Pacini è un autore che ama il movimento e gli spazi urbani e suburbani, così come ama le parole quando le innesta nei propri versi come si fa con due piante diverse per ottenere un nuovo frutto. Credo che questa vitalissima propensione cinetica e verbale, “passata” al vaglio delle posizioni di Zachary Schomburg, sia la scaturigine di una poesia indubitabilmente animata dal tentativo di superare le possibilità consegnate al ventaglio espressivo di una lingua: «Incontro così spesso giovani poeti che hanno posto un limite alla loro gamma di movimento, alla gamma di ciò che è possibile nella loro poesia, privi della volontà di darle uno scossone e di farla uscire fuori per trovare bellezza, per, trovare qualcosa che spaventa. Sono privi della volontà di scoprire qualcosa che già non conoscono o sentono. Non sono disposti a farlo nello stesso modo in cui tutti noi non siamo disposti a considerare le nostre inevitabili decomposizioni» [nel libro il testo è in inglese].

 

L’esorcismo alla decomposizione sta allora nella ricerca poetica, secondo una tendenza oramai divenuta cifra stilistica, attesa e accolta con piacere da chi legge. Curioso di suoni, forme e significati, Pacini fa cadere al momento giusto parole inattese. Ricordo qui «anatide», «focomelico», «albugineo» o, in Perfavore rimanete nell’ombra [dove si noti anche la scelta di univerbare l’espressione “per favore”], di «anecoico». Gli innesti funzionano anche sul piano intertestuale, quando la ripresa di un sintagma o di un verso noto della tradizione letteraria e non solo letteraria incontra parole solitamente appartenenti all’ambito specifico di qualche disciplina o a nuovi nomina (efficace è l’esempio del «drone alto levato» di Fly mode).

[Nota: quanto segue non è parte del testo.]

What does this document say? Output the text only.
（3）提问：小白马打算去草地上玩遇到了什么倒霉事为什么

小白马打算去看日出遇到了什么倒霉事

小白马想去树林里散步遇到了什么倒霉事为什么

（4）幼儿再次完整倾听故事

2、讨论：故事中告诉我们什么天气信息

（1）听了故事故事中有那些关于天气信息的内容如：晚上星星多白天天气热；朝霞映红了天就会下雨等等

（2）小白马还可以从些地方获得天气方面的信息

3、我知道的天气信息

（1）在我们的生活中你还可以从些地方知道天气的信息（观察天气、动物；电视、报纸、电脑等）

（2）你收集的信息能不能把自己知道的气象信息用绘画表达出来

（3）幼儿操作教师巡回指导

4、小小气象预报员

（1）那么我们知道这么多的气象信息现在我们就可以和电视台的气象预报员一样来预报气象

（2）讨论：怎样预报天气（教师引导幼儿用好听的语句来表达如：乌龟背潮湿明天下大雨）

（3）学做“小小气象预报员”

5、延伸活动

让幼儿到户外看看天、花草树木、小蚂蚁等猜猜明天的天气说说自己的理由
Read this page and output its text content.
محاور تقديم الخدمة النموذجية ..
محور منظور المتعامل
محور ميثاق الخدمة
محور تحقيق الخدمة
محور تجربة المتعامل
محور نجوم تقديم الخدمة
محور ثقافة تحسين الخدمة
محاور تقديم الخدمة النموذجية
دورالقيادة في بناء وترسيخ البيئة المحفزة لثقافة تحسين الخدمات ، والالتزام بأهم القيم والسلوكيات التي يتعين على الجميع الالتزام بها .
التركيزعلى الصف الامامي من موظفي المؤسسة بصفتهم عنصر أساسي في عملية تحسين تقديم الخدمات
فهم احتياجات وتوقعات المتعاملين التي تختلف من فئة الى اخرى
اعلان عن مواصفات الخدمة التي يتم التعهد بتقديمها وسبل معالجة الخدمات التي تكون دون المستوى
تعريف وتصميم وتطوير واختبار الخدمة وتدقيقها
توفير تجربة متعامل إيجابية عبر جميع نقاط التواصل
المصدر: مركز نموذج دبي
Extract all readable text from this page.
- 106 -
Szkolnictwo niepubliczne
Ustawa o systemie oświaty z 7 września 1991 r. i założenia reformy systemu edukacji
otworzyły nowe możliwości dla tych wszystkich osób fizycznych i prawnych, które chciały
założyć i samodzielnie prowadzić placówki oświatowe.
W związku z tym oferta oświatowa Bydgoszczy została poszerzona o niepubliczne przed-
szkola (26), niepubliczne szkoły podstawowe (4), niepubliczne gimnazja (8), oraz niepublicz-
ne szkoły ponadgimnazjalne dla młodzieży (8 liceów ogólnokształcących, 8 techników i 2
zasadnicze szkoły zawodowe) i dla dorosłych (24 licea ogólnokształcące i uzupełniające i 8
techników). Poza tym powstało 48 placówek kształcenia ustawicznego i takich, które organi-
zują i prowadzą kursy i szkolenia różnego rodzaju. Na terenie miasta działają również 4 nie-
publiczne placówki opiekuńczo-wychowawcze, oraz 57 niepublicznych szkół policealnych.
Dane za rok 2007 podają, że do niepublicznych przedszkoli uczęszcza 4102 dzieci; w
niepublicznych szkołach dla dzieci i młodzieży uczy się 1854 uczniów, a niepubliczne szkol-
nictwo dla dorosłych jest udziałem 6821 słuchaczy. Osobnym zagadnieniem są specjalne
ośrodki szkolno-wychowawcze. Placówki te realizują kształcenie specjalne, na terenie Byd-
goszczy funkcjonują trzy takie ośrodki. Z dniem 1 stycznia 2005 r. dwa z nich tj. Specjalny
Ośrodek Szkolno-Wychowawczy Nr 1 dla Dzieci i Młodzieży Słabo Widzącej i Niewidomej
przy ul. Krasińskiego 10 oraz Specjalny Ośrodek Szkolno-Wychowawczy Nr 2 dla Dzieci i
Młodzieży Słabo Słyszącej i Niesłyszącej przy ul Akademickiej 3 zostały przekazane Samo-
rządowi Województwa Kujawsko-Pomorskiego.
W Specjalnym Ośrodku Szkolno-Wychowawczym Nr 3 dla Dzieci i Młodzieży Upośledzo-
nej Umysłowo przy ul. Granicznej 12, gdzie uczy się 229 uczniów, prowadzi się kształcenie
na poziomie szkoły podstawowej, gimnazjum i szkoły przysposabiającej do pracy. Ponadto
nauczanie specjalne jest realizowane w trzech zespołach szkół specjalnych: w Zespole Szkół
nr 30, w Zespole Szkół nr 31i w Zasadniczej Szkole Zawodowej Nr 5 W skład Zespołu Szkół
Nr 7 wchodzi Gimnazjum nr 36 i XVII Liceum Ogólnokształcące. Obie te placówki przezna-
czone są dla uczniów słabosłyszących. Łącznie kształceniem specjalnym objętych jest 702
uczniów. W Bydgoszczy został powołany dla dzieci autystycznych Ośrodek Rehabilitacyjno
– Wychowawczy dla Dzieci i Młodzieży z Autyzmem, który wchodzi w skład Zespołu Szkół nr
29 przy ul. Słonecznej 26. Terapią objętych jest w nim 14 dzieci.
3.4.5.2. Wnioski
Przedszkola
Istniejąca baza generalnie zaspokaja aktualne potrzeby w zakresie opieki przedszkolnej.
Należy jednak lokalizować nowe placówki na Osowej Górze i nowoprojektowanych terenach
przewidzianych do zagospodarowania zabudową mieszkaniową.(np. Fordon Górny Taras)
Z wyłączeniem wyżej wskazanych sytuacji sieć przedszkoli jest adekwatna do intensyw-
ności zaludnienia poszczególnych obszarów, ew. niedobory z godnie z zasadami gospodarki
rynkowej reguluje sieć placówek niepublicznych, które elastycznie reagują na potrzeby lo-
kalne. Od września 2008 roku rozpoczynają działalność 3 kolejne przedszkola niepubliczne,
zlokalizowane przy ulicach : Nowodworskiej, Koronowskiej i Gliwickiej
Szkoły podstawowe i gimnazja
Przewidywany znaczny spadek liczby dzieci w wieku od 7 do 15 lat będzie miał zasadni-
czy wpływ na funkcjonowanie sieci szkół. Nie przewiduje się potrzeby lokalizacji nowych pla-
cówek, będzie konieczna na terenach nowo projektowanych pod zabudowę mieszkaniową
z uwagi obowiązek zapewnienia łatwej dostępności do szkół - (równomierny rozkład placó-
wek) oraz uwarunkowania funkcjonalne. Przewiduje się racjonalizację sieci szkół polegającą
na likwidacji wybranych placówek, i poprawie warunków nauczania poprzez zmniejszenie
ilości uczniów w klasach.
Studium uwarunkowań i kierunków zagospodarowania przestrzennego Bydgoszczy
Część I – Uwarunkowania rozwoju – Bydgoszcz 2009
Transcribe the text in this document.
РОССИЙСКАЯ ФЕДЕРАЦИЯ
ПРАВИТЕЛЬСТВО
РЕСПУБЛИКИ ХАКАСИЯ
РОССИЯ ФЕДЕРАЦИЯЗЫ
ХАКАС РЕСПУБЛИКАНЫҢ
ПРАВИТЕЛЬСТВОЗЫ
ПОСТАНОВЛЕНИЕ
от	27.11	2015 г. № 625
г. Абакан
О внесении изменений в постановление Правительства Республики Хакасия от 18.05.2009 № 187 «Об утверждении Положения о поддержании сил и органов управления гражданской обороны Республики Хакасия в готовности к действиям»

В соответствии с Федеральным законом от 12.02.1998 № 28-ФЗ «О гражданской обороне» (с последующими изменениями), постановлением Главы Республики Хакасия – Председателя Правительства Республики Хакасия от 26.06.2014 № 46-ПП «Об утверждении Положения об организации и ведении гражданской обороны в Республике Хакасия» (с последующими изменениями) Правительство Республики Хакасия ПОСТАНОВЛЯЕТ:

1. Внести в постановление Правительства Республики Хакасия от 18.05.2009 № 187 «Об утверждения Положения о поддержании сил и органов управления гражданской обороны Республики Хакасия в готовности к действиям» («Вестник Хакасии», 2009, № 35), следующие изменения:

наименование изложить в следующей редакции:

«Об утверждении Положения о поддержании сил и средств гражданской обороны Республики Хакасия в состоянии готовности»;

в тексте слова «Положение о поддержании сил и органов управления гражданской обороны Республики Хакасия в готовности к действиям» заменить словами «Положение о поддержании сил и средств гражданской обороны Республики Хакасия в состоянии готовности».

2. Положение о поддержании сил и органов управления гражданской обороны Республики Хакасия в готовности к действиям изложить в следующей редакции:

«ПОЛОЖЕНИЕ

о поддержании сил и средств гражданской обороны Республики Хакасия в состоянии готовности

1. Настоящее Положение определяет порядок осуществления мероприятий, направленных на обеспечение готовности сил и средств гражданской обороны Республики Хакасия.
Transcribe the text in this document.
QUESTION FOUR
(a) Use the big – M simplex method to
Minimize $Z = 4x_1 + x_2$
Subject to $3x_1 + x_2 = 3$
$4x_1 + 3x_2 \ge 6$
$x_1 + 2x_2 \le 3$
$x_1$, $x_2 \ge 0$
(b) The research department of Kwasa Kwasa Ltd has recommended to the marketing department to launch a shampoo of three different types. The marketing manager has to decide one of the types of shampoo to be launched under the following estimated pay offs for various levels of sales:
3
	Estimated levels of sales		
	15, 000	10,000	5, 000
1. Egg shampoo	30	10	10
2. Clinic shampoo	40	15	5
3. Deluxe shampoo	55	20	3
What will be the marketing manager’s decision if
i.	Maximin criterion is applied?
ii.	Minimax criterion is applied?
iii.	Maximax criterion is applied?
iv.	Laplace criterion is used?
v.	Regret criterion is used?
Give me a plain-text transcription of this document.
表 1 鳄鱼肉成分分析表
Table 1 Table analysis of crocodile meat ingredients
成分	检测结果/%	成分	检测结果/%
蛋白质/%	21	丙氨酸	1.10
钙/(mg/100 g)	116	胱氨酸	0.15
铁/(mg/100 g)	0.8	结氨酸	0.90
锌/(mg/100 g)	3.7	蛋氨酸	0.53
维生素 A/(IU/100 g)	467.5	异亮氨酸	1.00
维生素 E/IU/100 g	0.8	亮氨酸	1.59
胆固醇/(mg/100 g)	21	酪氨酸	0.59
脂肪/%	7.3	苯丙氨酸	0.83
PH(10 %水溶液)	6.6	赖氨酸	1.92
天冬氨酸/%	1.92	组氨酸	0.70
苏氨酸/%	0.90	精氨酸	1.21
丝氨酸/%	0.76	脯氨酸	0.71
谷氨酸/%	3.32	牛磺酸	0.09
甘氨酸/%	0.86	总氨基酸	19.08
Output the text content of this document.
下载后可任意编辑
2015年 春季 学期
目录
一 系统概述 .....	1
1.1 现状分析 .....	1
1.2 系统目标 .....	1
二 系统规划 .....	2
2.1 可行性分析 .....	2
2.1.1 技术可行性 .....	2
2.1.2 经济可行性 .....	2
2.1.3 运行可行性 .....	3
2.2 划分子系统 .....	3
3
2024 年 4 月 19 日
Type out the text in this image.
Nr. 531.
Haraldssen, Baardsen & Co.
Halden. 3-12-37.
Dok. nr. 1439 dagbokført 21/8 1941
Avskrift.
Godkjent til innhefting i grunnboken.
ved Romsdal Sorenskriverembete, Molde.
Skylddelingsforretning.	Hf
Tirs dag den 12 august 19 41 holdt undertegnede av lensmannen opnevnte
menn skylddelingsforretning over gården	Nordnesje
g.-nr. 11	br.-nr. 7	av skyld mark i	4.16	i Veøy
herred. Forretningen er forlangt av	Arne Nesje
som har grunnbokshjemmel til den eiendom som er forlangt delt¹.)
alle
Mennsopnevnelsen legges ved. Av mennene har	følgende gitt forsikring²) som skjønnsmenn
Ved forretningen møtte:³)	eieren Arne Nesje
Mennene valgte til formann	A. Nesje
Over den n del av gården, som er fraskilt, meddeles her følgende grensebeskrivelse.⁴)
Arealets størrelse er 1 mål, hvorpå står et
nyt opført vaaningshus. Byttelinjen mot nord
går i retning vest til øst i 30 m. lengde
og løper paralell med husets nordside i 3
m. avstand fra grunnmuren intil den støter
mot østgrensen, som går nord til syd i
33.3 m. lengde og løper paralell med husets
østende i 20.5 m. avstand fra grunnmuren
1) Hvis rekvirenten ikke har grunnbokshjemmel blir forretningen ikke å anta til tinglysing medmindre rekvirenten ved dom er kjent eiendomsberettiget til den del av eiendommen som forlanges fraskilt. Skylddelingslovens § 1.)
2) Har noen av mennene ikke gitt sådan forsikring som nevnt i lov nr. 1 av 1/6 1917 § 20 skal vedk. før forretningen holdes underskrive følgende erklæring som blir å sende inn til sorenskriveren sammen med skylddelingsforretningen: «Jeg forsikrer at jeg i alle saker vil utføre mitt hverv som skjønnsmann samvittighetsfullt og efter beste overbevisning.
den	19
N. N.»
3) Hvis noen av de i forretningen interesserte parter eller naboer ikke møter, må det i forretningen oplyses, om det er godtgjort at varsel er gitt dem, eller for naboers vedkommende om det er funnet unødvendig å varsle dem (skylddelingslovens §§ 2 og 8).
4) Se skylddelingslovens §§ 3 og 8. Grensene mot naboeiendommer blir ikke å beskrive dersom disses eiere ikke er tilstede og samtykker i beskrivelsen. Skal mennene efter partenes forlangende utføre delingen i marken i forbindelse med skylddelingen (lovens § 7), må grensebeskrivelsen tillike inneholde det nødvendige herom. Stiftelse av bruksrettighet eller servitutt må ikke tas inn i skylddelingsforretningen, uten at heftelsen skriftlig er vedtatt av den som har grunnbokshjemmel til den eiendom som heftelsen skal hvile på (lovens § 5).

Nel corso degli anni Pacini è stato coerente con sé stesso ogni volta che ha scritto (e tradotto) e Ipotesi sul mio disfacimento è un punto d’arrivo saldo come una pietra miliare, che fornisce le coordinate della sua poesia e insieme della sua poetica; è quel «personalissimo Cantabrico» nato nella propria cucina e nel quale c’è tutto: bene e male, fiamma e zavorra che consentono il volo, sostanza e scarto, caso e consapevolezza. È in mezzo a tutto questo che può accadere l’evento epifanico capace di ravvivare la vita (e la poesia) quando meno te lo aspetti: «Può succedere / che un giorno, nel momento esatto in cui / riconosci il retrogusto dell’acciuga / nella salsa verde che ti sei preparato, / tu ti scopra all’improvviso felice». Leggendo Ipotesi sul mio disfacimento quello che si sente per tutto il corso del libro è esattamente questa sincera felicità.